En accord avec la ville et la mission de Pio Monte, Caravaggio parvient à réaliser un « chef d’oeuvre » défini par beaucoup comme l’une des œuvres les plus dramatiques et impressionnantes de l’artiste dans une église napolitaine. Au centre de la chapelle octogonale, où la Sainte Messe est célébrée chaque jour, cette œuvre est exposée depuis plus de 400 ans. Dans la partie supérieure, on peut voir deux anges qui, en ouvrant leurs mains et leurs ailes, forment un cadre au buste de la Vierge Marie qui regarde vers la ville et qui a l’Enfant Jésus dans ses bras. C’est là que tout le génie de l’artiste s’inspire du napolitain « i vicoli » (petites rues napolitaines) pour montrer les sept œuvres de Miséricorde. Les personnages sont comme surpris au milieu du mouvement de la ville, et au milieu d’eux ils accomplissent les gestes de miséricorde sous le regard attentif de la Mère de la Miséricorde. Pèlerins, soldats, prêtres, mendiants, seigneurs et même personnages mythologiques sont dépeints pour montrer comment on peut vivre au quotidien les différentes œuvres de miséricorde, une miséricorde qui s’incarne dans des gestes concrets, car c’est la fonction principale de Pio Monte. Ce tableau marquera un point cardinal dans la peinture du sud de l’Italie, et sera une étape obligatoire pour tous les peintres baroques qui le voient comme la première étape d’une peinture baroque décentralisée et dramatique.

1609 – 1610

Après une période sur l’île de Malte, où Merisi obtient et perd ensuite l’immunité pour faire partie de l’ordre des chevaliers de Saint-Jean, il retourne à Naples où il est toujours sous la protection de la famille Colonna. Il demande la grâce du Pape et espère la recevoir pour pouvoir retourner à Rome, non seulement là où il espère poursuivre la carrière qu’il a commencée, mais là où il souhaite et aspire à vivre et à travailler. Cette deuxième période dans la ville de Naples est marquée par une production inlassable d’œuvres, notamment pour l’église « Sant’Anna dei Lombardi « , qui sera détruite lors du séisme de 1805.
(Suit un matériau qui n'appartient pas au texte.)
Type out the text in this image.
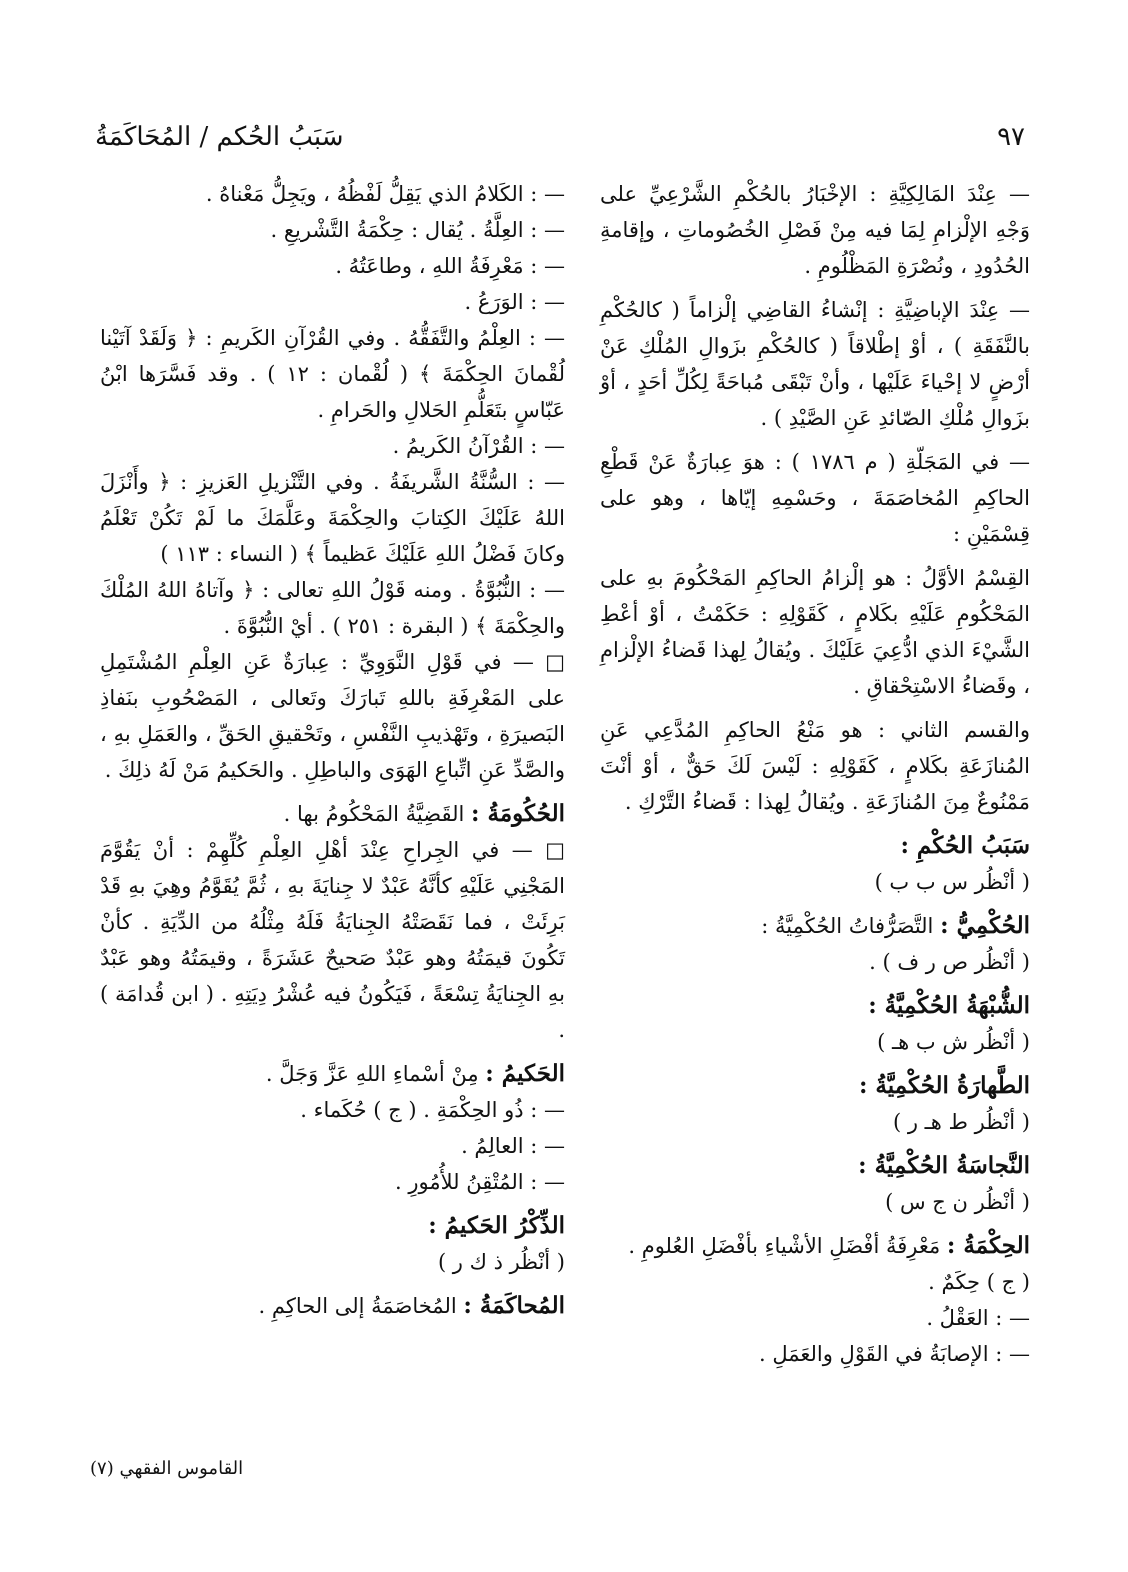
سَبَبُ الحُكم / المُحَاكَمَةُ	٩٧

— عِنْدَ المَالِكِيَّةِ : الإخْبَارُ بالحُكْمِ الشَّرْعِيِّ على وَجْهِ الإلْزامِ لِمَا فيه مِنْ فَصْلِ الخُصُوماتِ ، وإقامةِ الحُدُودِ ، ونُصْرَةِ المَظْلُومِ .

— عِنْدَ الإباضِيَّةِ : إنْشاءُ القاضِي إلْزاماً ( كالحُكْمِ بالنَّفَقَةِ ) ، أوْ إطْلاقاً ( كالحُكْمِ بزَوالِ المُلْكِ عَنْ أرْضٍ لا إحْياءَ عَلَيْها ، وأنْ تَبْقَى مُباحَةً لِكُلِّ أحَدٍ ، أوْ بزَوالِ مُلْكِ الصّائدِ عَنِ الصَّيْدِ ) .

— في المَجَلّةِ ( م ١٧٨٦ ) : هوَ عِبارَةٌ عَنْ قَطْعِ الحاكِمِ المُخاصَمَةَ ، وحَسْمِهِ إيّاها ، وهو على قِسْمَيْنِ :

القِسْمُ الأوَّلُ : هو إلْزامُ الحاكِمِ المَحْكُومَ بهِ على المَحْكُومِ عَلَيْهِ بكَلامٍ ، كَقَوْلِهِ : حَكَمْتُ ، أوْ أعْطِ الشَّيْءَ الذي ادُّعِيَ عَلَيْكَ . ويُقالُ لِهذا قَضاءُ الإلْزامِ ، وقَضاءُ الاسْتِحْقاقِ .

والقسم الثاني : هو مَنْعُ الحاكِمِ المُدَّعِي عَنِ المُنازَعَةِ بكَلامٍ ، كَقَوْلِهِ : لَيْسَ لَكَ حَقٌّ ، أوْ أنْتَ مَمْنُوعٌ مِنَ المُنازَعَةِ . ويُقالُ لِهذا : قَضاءُ التَّرْكِ .

سَبَبُ الحُكْمِ :

( أنْظُر س ب ب )

الحُكْمِيُّ : التَّصَرُّفاتُ الحُكْمِيَّةُ :

( أنْظُر ص ر ف ) .

الشُّبْهَةُ الحُكْمِيَّةُ :

( أنْظُر ش ب هـ )

الطَّهارَةُ الحُكْمِيَّةُ :

( أنْظُر ط هـ ر )

النَّجاسَةُ الحُكْمِيَّةُ :

( أنْظُر ن ج س )

الحِكْمَةُ : مَعْرِفَةُ أفْضَلِ الأشْياءِ بأفْضَلِ العُلومِ .

( ج ) حِكَمٌ .

— : العَقْلُ .

— : الإصابَةُ في القَوْلِ والعَمَلِ .

— : الكَلامُ الذي يَقِلُّ لَفْظُهُ ، ويَجِلُّ مَعْناهُ .

— : العِلَّةُ . يُقال : حِكْمَةُ التَّشْريعِ .

— : مَعْرِفَةُ اللهِ ، وطاعَتُهُ .

— : الوَرَعُ .

— : العِلْمُ والتَّفَقُّهُ . وفي القُرْآنِ الكَريمِ : ﴿ وَلَقَدْ آتَيْنا لُقْمانَ الحِكْمَةَ ﴾ ( لُقْمان : ١٢ ) . وقد فَسَّرَها ابْنُ عَبّاسٍ بتَعَلُّمِ الحَلالِ والحَرامِ .

— : القُرْآنُ الكَريمُ .

— : السُّنَّةُ الشَّريفَةُ . وفي التَّنْزيلِ العَزيزِ : ﴿ وأَنْزَلَ اللهُ عَلَيْكَ الكِتابَ والحِكْمَةَ وعَلَّمَكَ ما لَمْ تَكُنْ تَعْلَمُ وكانَ فَضْلُ اللهِ عَلَيْكَ عَظيماً ﴾ ( النساء : ١١٣ )

— : النُّبُوَّةُ . ومنه قَوْلُ اللهِ تعالى : ﴿ وآتاهُ اللهُ المُلْكَ والحِكْمَةَ ﴾ ( البقرة : ٢٥١ ) . أيْ النُّبُوَّةَ .

□ — في قَوْلِ النَّوَوِيِّ : عِبارَةٌ عَنِ العِلْمِ المُشْتَمِلِ على المَعْرِفَةِ باللهِ تَبارَكَ وتَعالى ، المَصْحُوبِ بنَفاذِ البَصيرَةِ ، وتَهْذيبِ النَّفْسِ ، وتَحْقيقِ الحَقِّ ، والعَمَلِ بهِ ، والصَّدِّ عَنِ اتِّباعِ الهَوَى والباطِلِ . والحَكيمُ مَنْ لَهُ ذلِكَ .

الحُكُومَةُ : القَضِيَّةُ المَحْكُومُ بها .

□ — في الجِراحِ عِنْدَ أهْلِ العِلْمِ كُلِّهِمْ : أنْ يَقُوَّمَ المَجْنِي عَلَيْهِ كأنَّهُ عَبْدٌ لا جِنايَةَ بهِ ، ثُمَّ يُقَوَّمُ وهِيَ بهِ قَدْ بَرِئَتْ ، فما نَقَصَتْهُ الجِنايَةُ فَلَهُ مِثْلُهُ من الدِّيَةِ . كأنْ تَكُونَ قيمَتُهُ وهو عَبْدٌ صَحيحٌ عَشَرَةً ، وقيمَتُهُ وهو عَبْدٌ بهِ الجِنايَةُ تِسْعَةً ، فَيَكُونُ فيه عُشْرُ دِيَتِهِ . ( ابن قُدامَة ) .

الحَكيمُ : مِنْ أسْماءِ اللهِ عَزَّ وَجَلَّ .

— : ذُو الحِكْمَةِ . ( ج ) حُكَماء .

— : العالِمُ .

— : المُتْقِنُ للأُمُورِ .

الذِّكْرُ الحَكيمُ :

( أنْظُر ذ ك ر )

المُحاكَمَةُ : المُخاصَمَةُ إلى الحاكِمِ .

القاموس الفقهي (٧)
A ce stade, ses œuvres sont marquées par une plus grande simplicité et une réduction des personnages représentés, atteignant un minimalisme presque représentatif. Les personnages principaux sont toujours décentrés dans la composition et la seule touche de couleur est un tissu rouge, qui est représenté sur le corps ou à côté du personnage principal.

Au Musée de Madrid, et exposé pour la première fois à Naples, est conservé le deuxième Salomé avec la tête de saint Jean-Baptiste (1610), tableau qu’il avait commencé à peindre avant son départ pour Malte. Un Salomé qui n’est pas une jeune femme, ni une fille, mais une femme qui comprend et sait ce qu’elle fait. Seule, elle reçoit la tête du Baptiste sur un plateau d’argent, tandis que derrière elle se trouve une vieille femme qui reçoit l’épée avec laquelle un personnage masculin vient de couper la tête de Saint Jean. Des gestes presque banals, comme la suite normale d’un fait sans conséquence, mais que dans le visage de Salomé on peut contempler un point de constriction. Ce n’est pas comme dans sa première Salomé représentée avec le regard hors de la réalité, répondant à la demande de sa mère. Le visage de la Salomé de Madrid est une femme qui souffre déjà des conséquences de sa danse à la fête d’Hérode.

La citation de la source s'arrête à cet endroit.